Released April 2015
‘The Well-Mannered War’ is the final of Gareth Roberts’s season seventeen The Missing Adventures trilogy to be adapted for Big Finish. With some of the more overt humour toned down and a greater focus on a very imaginative and vivid plot, it’s also quite tonally distinct and helps give nuance and greater depth to the events surrounding the titular 200-year war between humans and Chelonians in which not a single shot has been fired. Yet as the Doctor, Romana, and K9 arrive, they soon find something sinister lurking in the shadows, amplifying tensions and heralding a most unwelcome change.
The story wonderfully goes to great lengths to describe just how strange this supposed war is, highlighting a tea lady that caters to both sides and leaders of both factions making increasingly tenuous excuses to avoid any sign of hostility. Even as strange deaths amass and tensions begin to boil over as a dark presence slowly makes itself known in a most unassuming and invasive manner, there always seems to be a lingering desire to return to the peaceful armistice of normality, a fascinating backdrop for a story centred around the very serious prospect of war and its consequences. Of course, being an adaptation of a novel, there is much more going on as well, the upcoming election between Harmock and K9 who utilizes his constitutional privilege to gain further information to assist the Doctor a superb plot in its own right. As K9 fully invests himself into bettering the environment to soothe the intensifying riots, along the way riffing on political norms just as the war between the Chelonians and humans riffs on warfare norms, yet another series of unexpected twists and truths slowly comes to light that once more calls the entire war and conflict into question.

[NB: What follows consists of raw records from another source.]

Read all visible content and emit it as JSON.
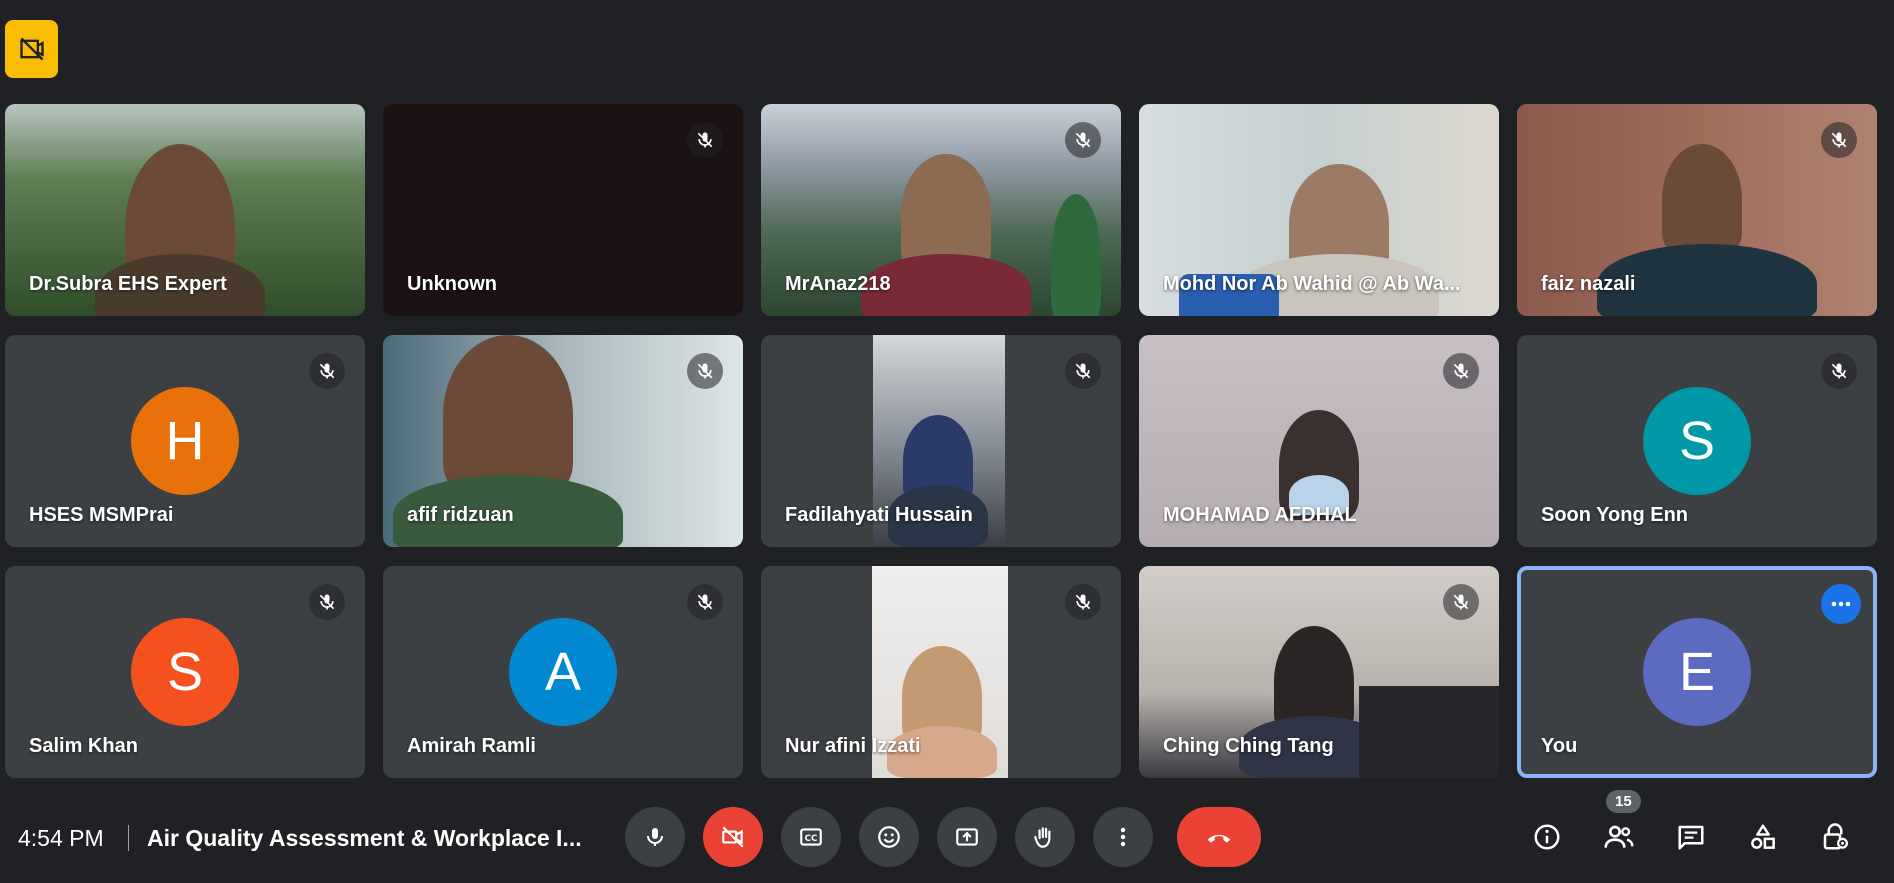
{
  "participants": [
    {
      "name": "Dr.Subra EHS Expert"
    },
    {
      "name": "Unknown"
    },
    {
      "name": "MrAnaz218"
    },
    {
      "name": "Mohd Nor Ab Wahid @ Ab Wa..."
    },
    {
      "name": "faiz nazali"
    },
    {
      "name": "HSES MSMPrai",
      "initial": "H"
    },
    {
      "name": "afif ridzuan"
    },
    {
      "name": "Fadilahyati Hussain"
    },
    {
      "name": "MOHAMAD AFDHAL"
    },
    {
      "name": "Soon Yong Enn",
      "initial": "S"
    },
    {
      "name": "Salim Khan",
      "initial": "S"
    },
    {
      "name": "Amirah Ramli",
      "initial": "A"
    },
    {
      "name": "Nur afini Izzati"
    },
    {
      "name": "Ching Ching Tang"
    },
    {
      "name": "You",
      "initial": "E"
    }
  ],
  "colors": {
    "avatar_orange": "#e8710a",
    "avatar_teal": "#0097a7",
    "avatar_red": "#f4511e",
    "avatar_blue": "#0288d1",
    "avatar_purple": "#5c6bc0",
    "accent_red": "#ea4335",
    "badge_yellow": "#fbbc04"
  },
  "bottombar": {
    "time": "4:54 PM",
    "meeting_title": "Air Quality Assessment & Workplace I...",
    "participant_count": "15"
  },
  "icons": {
    "top_badge": "no-recording-icon",
    "controls": [
      "microphone-icon",
      "camera-off-icon",
      "captions-icon",
      "emoji-icon",
      "present-icon",
      "raise-hand-icon",
      "more-vert-icon",
      "end-call-icon"
    ],
    "right": [
      "info-icon",
      "people-icon",
      "chat-icon",
      "activities-icon",
      "host-controls-icon"
    ]
  }
}
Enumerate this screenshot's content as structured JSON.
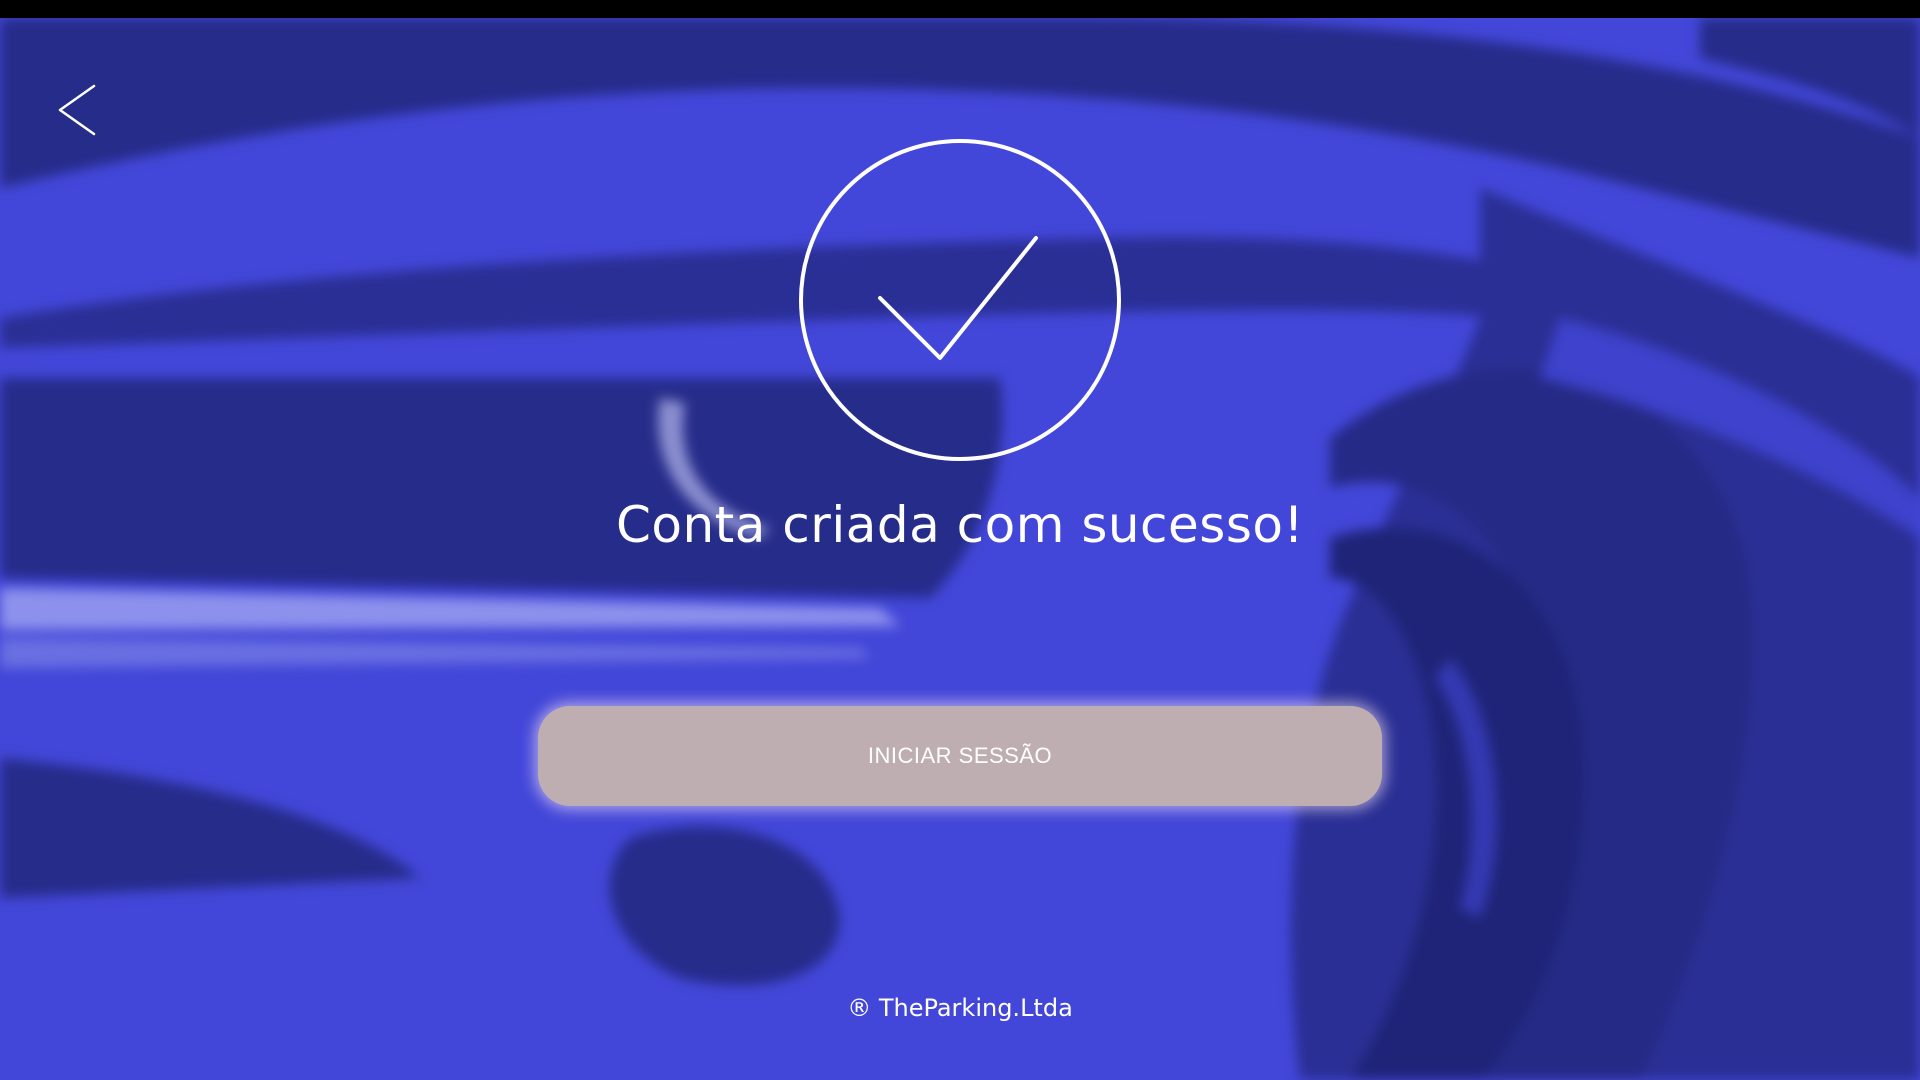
{
  "screen": {
    "title": "Conta criada com sucesso!",
    "button_label": "INICIAR SESSÃO",
    "footer": "® TheParking.Ltda"
  },
  "icons": {
    "back": "chevron-left-icon",
    "success": "check-circle-icon"
  },
  "colors": {
    "background": "#4347d9",
    "background_shadow": "#262c8a",
    "button": "#bfaeb1",
    "text": "#ffffff"
  }
}
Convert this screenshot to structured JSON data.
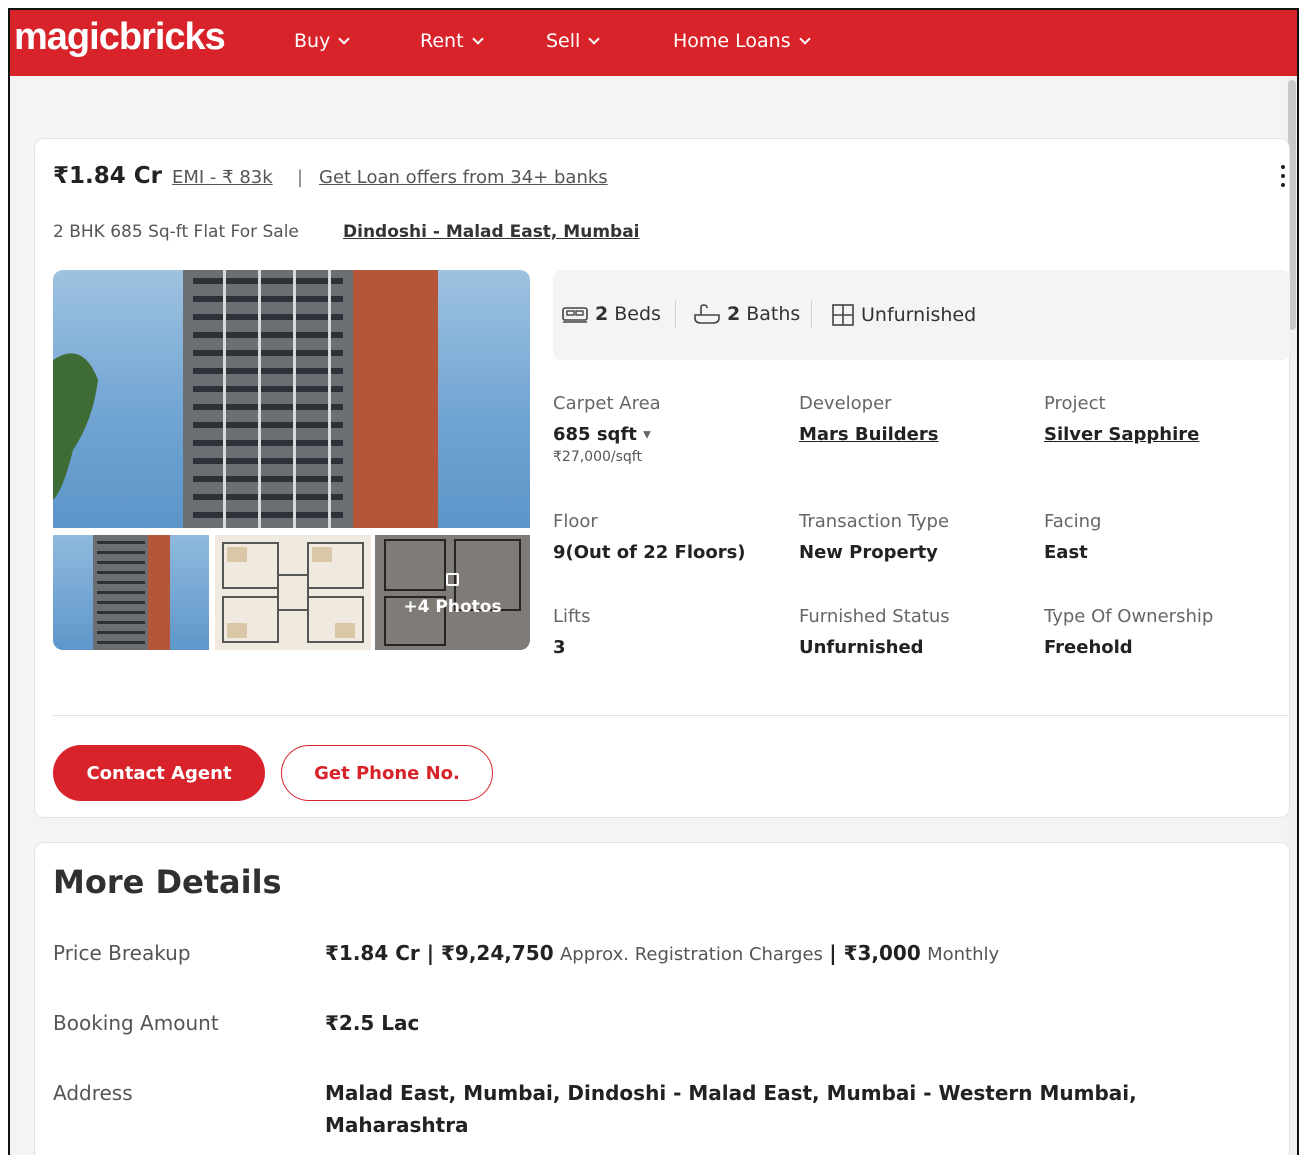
{
  "header": {
    "logo": "magicbricks",
    "nav": [
      {
        "label": "Buy"
      },
      {
        "label": "Rent"
      },
      {
        "label": "Sell"
      },
      {
        "label": "Home Loans"
      }
    ]
  },
  "listing": {
    "price": "₹1.84 Cr",
    "emi": "EMI - ₹ 83k",
    "separator": "|",
    "loan_offer": "Get Loan offers from 34+ banks",
    "subtitle": "2 BHK 685 Sq-ft Flat For Sale",
    "location_link": "Dindoshi - Malad East, Mumbai",
    "photos_label": "+4 Photos",
    "amenities": {
      "beds_count": "2",
      "beds_label": "Beds",
      "baths_count": "2",
      "baths_label": "Baths",
      "furnishing": "Unfurnished"
    },
    "specs": {
      "carpet_area_label": "Carpet Area",
      "carpet_area_value": "685 sqft",
      "carpet_area_rate": "₹27,000/sqft",
      "developer_label": "Developer",
      "developer_value": "Mars Builders",
      "project_label": "Project",
      "project_value": "Silver Sapphire",
      "floor_label": "Floor",
      "floor_value": "9(Out of 22 Floors)",
      "transaction_label": "Transaction Type",
      "transaction_value": "New Property",
      "facing_label": "Facing",
      "facing_value": "East",
      "lifts_label": "Lifts",
      "lifts_value": "3",
      "furnished_label": "Furnished Status",
      "furnished_value": "Unfurnished",
      "ownership_label": "Type Of Ownership",
      "ownership_value": "Freehold"
    },
    "buttons": {
      "contact": "Contact Agent",
      "phone": "Get Phone No."
    }
  },
  "more_details": {
    "title": "More Details",
    "price_breakup_label": "Price Breakup",
    "price_main": "₹1.84 Cr | ₹9,24,750",
    "price_reg_text": "Approx. Registration Charges",
    "price_maint": "| ₹3,000",
    "price_monthly": "Monthly",
    "booking_label": "Booking Amount",
    "booking_value": "₹2.5 Lac",
    "address_label": "Address",
    "address_value": "Malad East, Mumbai, Dindoshi - Malad East, Mumbai - Western Mumbai, Maharashtra"
  },
  "colors": {
    "brand_red": "#d8232a"
  }
}
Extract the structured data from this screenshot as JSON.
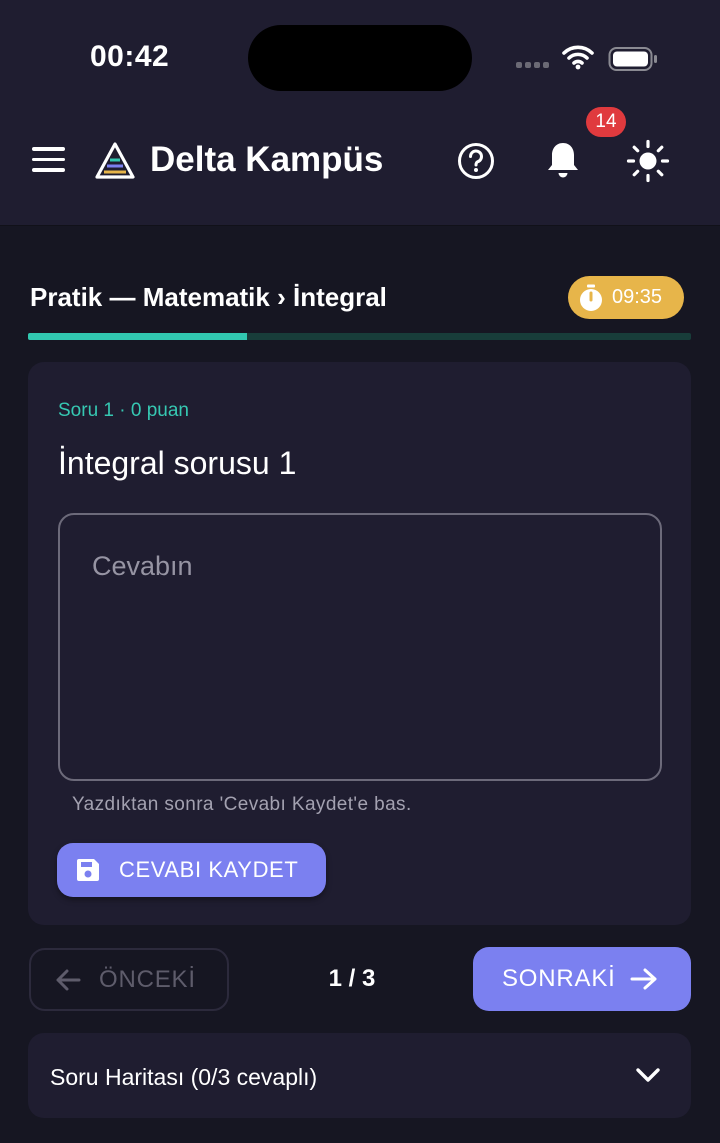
{
  "status_bar": {
    "time": "00:42"
  },
  "header": {
    "brand": "Delta Kampüs",
    "notification_count": "14"
  },
  "page": {
    "title": "Pratik — Matematik › İntegral",
    "timer": "09:35",
    "progress_fraction": 0.33
  },
  "question": {
    "meta": "Soru 1 · 0 puan",
    "title": "İntegral sorusu 1",
    "answer_value": "",
    "answer_placeholder": "Cevabın",
    "hint": "Yazdıktan sonra 'Cevabı Kaydet'e bas.",
    "save_label": "CEVABI KAYDET"
  },
  "navigation": {
    "prev_label": "ÖNCEKİ",
    "page_indicator": "1 / 3",
    "next_label": "SONRAKİ"
  },
  "question_map": {
    "label": "Soru Haritası (0/3 cevaplı)"
  },
  "colors": {
    "background": "#161622",
    "surface": "#1f1d30",
    "accent": "#7b80f0",
    "teal": "#31c8b0",
    "timer": "#e7b54a",
    "badge": "#e03a3e"
  },
  "icons": {
    "menu": "menu-icon",
    "logo": "delta-logo-icon",
    "help": "help-circle-icon",
    "bell": "bell-icon",
    "theme": "sun-icon",
    "timer": "stopwatch-icon",
    "save": "floppy-disk-icon",
    "prev": "arrow-left-icon",
    "next": "arrow-right-icon",
    "expand": "chevron-down-icon"
  }
}
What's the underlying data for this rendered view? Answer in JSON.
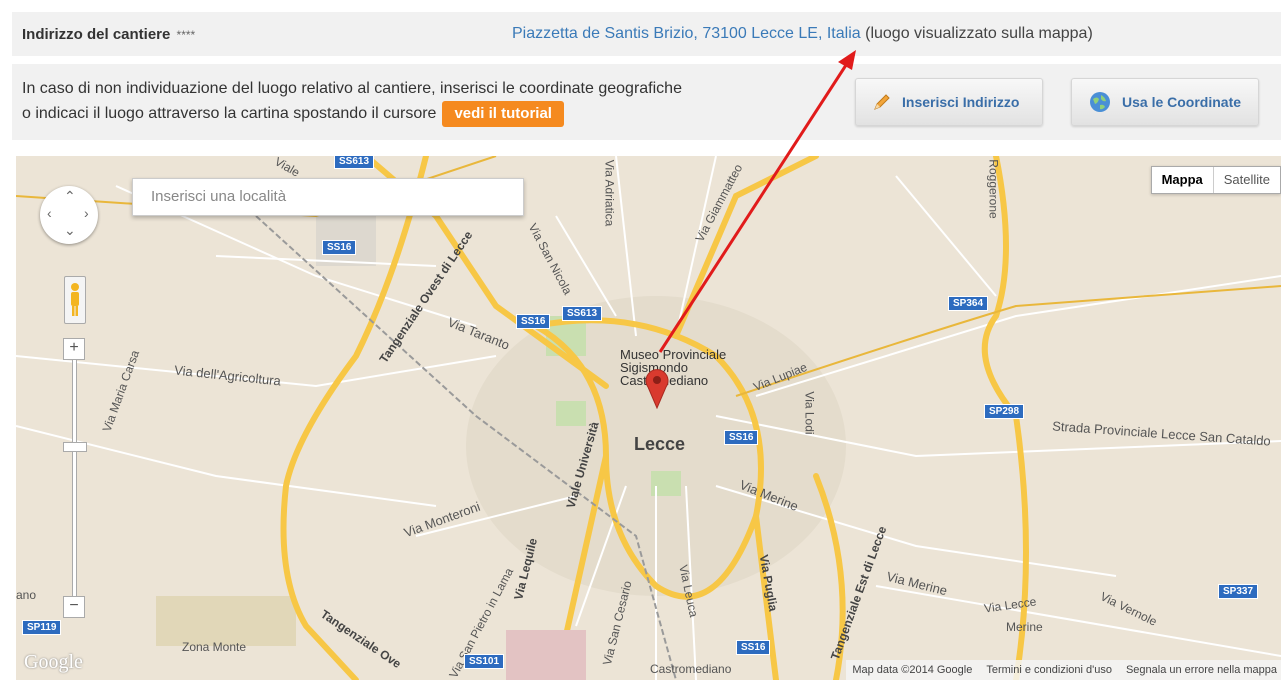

These two meaty plotlines as well as Roberts’s usual well-rounded characterization of everyone involved means that substantial portions of the original novel had to be cut to fit into the extended running time of just four episodes. Adapter John Dorney does incredibly well in keeping Roberts’s voice present despite the alterations, but some of the threat of the parasitic menace is lost because of necessary cuts of areas of the novel that simply couldn’t transition to audio. Still, as unlikelihoods and coincidences continue to mount even as the Doctor feels he is getting a firmer grasp on what is at hand, Dorney bravely keeps the original cliffhanger ending intact, one that was incredibly controversial at the time of publication and created its own set of conspiracy theories regarding what its true intent was as the final moment of The Missing Adventures range. While it does leave a lingering sense of a lack of closure, the return of an old foe and the extreme measures the Doctor employs to escape is handled very well, indeed.
Aside from certain aspects of the source material needing to be cut for time, it’s hard to find fault with Big Finish’s adaptation of ‘The Well-Mannered War.’ The cast is uniformly excellent, and John Leeson excels as K9 is once more given a tremendous amount of time in the spotlight. With neither the Doctor nor Romana able to fully comprehend what is going on even as pieces of the puzzle slowly slot into place alongside wonderful sound design and a sparkling plot that revels in absurdity while delivering an immensely poignant and serious story, ‘The Well-Mannered War’ is a superb addition to the audio medium and again highlights just how important the novels were in keeping the programme alive while the television series was in hiatus.